Инженер жаловался на то, что не успевает читать художественную литературу.
«Очевидно, по неумению правильно ценить время, а может быть, из-за недостаточной работы наших втузов нет времени иметь тесную связь с вами, творцами души — писателями. И лично я чувствую остро этот пробел и думаю, что моя техника, техника заводских людей поднялась бы на неизмеримо большую высоту, если бы было это знакомство…»
И дальше писал конструктор:
«Рапортую вам, что наш завод выполнил программу по паровозам. Но моя борьба за паровоз не окончена, и я получаю все время подзатыльники за допущенные ошибки, несмотря на то что машинисты благодарят за паровоз. Сейчас готовлю новый пассажирский паровоз».
— Это же, батенька мой, замечательно, — загорелся Серафимович. — Это же настоящая связь жизни с литературой… Умница он, ваш конструктор. А вот вы его в романе показать не сумели. В этом письме я его вижу больше, чем в романе. А что, батенька, если мы вместе поедем на этот ваш завод? Вот будет замечательно.
Тут же он вспомнил о своем старом знакомом, бывшем коломенском рабочем Иване Козлове, которому он помогал в литературной работе[1].
На Коломенский завод с нами поехал еще поэт Эдуард Багрицкий…

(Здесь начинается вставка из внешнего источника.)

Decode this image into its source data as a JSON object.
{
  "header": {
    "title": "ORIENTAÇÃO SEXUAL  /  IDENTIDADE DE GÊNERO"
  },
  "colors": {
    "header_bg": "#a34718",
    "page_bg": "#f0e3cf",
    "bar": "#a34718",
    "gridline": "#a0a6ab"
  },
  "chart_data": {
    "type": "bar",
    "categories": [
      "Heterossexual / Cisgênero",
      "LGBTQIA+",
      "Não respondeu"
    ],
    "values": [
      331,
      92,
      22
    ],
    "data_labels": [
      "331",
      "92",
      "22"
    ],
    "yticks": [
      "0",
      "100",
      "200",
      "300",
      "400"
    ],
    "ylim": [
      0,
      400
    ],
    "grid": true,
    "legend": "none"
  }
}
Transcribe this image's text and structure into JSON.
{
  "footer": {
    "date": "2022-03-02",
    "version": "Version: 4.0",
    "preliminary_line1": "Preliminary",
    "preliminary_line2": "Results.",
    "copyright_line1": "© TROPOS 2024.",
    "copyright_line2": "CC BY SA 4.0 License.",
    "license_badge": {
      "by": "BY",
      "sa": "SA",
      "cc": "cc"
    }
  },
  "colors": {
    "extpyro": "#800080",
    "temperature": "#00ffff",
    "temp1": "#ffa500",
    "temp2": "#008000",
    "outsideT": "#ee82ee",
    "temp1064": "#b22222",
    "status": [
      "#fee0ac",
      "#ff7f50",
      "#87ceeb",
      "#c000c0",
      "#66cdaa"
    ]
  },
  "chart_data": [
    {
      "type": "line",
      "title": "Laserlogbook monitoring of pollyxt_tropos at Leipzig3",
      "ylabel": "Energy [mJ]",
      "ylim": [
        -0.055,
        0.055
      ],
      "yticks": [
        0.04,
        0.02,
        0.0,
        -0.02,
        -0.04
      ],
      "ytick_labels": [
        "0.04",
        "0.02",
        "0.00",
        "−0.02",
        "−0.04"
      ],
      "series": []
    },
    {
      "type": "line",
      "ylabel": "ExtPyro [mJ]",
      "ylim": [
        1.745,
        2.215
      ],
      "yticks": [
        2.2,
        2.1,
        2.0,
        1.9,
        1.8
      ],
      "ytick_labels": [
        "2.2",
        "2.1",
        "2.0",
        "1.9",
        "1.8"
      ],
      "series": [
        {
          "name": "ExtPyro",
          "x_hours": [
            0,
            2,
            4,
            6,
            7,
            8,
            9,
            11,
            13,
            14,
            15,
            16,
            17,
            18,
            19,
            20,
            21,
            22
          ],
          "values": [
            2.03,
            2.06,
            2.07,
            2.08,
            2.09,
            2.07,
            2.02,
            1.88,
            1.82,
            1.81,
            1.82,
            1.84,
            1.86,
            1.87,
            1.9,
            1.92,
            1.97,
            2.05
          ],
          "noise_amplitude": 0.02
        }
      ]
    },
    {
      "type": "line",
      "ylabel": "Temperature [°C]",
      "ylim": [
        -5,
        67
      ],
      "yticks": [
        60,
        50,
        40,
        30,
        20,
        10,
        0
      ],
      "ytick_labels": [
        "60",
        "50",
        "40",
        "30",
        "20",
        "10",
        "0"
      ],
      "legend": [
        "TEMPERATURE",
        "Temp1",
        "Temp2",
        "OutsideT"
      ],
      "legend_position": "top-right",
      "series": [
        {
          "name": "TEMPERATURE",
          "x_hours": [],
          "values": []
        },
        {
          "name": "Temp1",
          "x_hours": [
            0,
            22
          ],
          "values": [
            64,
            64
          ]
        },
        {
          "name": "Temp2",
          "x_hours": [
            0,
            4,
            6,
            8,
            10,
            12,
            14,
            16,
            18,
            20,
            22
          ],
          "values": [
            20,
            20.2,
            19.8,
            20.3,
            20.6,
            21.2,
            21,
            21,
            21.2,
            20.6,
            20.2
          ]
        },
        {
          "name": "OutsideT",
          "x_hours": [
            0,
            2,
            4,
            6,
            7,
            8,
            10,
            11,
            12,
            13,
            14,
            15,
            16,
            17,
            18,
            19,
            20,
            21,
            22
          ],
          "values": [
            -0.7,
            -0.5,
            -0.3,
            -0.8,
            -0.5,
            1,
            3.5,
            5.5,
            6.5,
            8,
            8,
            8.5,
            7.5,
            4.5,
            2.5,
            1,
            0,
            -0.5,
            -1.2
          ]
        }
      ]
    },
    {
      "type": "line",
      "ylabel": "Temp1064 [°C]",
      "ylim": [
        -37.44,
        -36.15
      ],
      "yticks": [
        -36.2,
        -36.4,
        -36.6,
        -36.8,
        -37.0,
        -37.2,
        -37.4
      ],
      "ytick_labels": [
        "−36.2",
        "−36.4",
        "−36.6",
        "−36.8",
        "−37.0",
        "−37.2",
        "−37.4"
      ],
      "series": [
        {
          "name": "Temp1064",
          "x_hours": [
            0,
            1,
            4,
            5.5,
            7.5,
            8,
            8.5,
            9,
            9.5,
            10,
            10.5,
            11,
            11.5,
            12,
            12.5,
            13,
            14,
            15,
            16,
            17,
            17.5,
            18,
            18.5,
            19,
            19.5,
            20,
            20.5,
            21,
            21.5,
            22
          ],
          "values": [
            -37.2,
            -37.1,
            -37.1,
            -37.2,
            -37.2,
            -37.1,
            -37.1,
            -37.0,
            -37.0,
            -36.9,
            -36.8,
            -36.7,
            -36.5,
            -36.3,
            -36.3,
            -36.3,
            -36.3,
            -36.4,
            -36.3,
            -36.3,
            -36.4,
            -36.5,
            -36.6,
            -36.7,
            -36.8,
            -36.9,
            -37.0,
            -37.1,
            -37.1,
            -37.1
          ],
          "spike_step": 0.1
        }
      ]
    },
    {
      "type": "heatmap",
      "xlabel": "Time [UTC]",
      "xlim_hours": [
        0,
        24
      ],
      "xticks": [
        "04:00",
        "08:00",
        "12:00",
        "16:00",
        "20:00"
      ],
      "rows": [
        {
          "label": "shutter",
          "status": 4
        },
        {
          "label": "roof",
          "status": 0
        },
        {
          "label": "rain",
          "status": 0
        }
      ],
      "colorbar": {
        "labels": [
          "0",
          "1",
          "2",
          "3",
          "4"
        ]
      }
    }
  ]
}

Поезд до Голутвина шел тогда три с половиной часа. В дороге я рассказывал своим спутникам историю Коломенского завода, выросшего из кузницы, построенной в 1863 году при впадении Москвы-реки в Оку.
Серафимович засмеялся:
— Значит, мы, батенька, с вашим заводом ровесники. Здорово это получилось. Я-то с 1863 года превратился уже в эдакую историческую развалину, а завод-то, наоборот, растет и крепнет. Нуте, нуте, рассказывайте дальше.
Больше всего взволновали Серафимовича события пятого года, связанные с карательной экспедицией полковника Римана.
Кое-что об этом было рассказано и в моем романе. Но теперь «на местности» все это представлялось убедительнее и живее.
— Так, так… А машиниста Ухтомского я помню. Да и о Римане достаточно понаслышан. Вот я там на полях добавил вам пару штришков… Для оживления.
Три с половиною часа прошли незаметно. На вокзале нас встречали представители литературного кружка.
— Ну, здравствуйте, здравствуйте, — весело приветствовал их Серафимович и сразу огорошил своей обычной шуткой: — Что вы скажете в свое оправдание?
Ребята предложили провести Серафимовича в Дом приезжих отдохнуть. Но он отмахнулся.
— Что, вы меня за старика считаете, что ли? Отдыхать можно в Москве. А сейчас — на завод, в цехи, к людям.
Он внимательно осмотрел памятную чугунную доску с именами рабочих-революционеров, расстрелянных Риманом.
— А вот, батенька, — сказал он мне укоризненно, — а цвета этой доски, ржавых пятен, выпуклых букв, запаха времени вы передать не сумели…
Старик обошел главные цехи завода. Я познакомил его со знаменитым дизельщиком Вяткиным, родоначальником целого поколения дизельщиков, и знаменитым паровозником Георгием Ахтырским. Отец Ахтырского пятьдесят два года работал на заводе, с первых дней его существования, сам мастер отдал уже заводу несколько десятков лет[2]. Они были ровесниками Серафимовича, как и весь этот старый завод, построенный братьями Струве, завод, где рядом со старинной задымленной кузницей вырос новый инструментальный цех и рядом со старым чугунолитейным цехом, в котором трудно было дышать от дыма и пыли, возник светлый просторный новодизельный, оснащенный новейшими замечательными машинами. Эти контрасты старого и нового очень заинтересовали Серафимовича. Он шагал из цеха в цех, вглядывался в лица молодых сталеваров, следил за процессами их труда, едва не попал в опоку, только что наполненную горячим металлом, едва не угодил под тяжелую болванку, переносимую краном. Лицо его, озаренное ярким отсветом плавки, было возбужденное и совсем молодое.
Я вспомнил, как несколько лет назад приехал к нам на завод старый коломенец писатель Борис Пильняк и как удивился он, когда я предложил ему пройти в сталелитейный, посмотреть новый мартен.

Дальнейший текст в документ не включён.